Only direct gradient computation (policy gradient) is considered; more complex RL algorithms such as sparse rewards or actor-critic methods are not addressed.
The effective system maintains precise spectral equivalence only within an episode; learning dynamics across episodes are not yet fully characterized.
The control task is relatively simple (double integrator); applicability to higher-dimensional, nonlinear environments remains to be explored.
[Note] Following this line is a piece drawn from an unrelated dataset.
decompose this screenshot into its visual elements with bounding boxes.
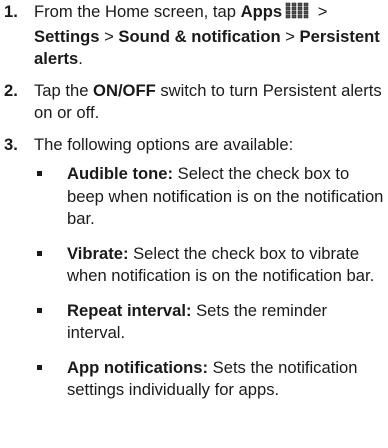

This work is analogous to Saxe et al. 2013's analysis of feedforward network learning dynamics, serving as the corresponding theory for closed-loop RNNs.
It complements Bordelon et al. 2025's analysis of open-loop RNN learning dynamics.
It provides a theoretical perspective for understanding "phase transitions" in RL training (analogous to grokking?).
Insight: RL algorithm design should account for the balance between short-term and long-term objectives, potentially mitigating competition via curriculum learning or episode-length scheduling.

Rating¶

Novelty: ⭐⭐⭐⭐⭐ First mathematical theory of closed-loop RNN learning dynamics, opening a new direction.
Experimental Thoroughness: ⭐⭐⭐⭐ Theoretical validation is rigorous and the multi-frequency extension is convincing, though task complexity is limited.
Writing Quality: ⭐⭐⭐⭐⭐ Elegant theoretical derivations, polished figures, and clear physical intuition.
Value: ⭐⭐⭐⭐ Significant implications for understanding closed-loop and biological learning, though direct practical applicability is limited.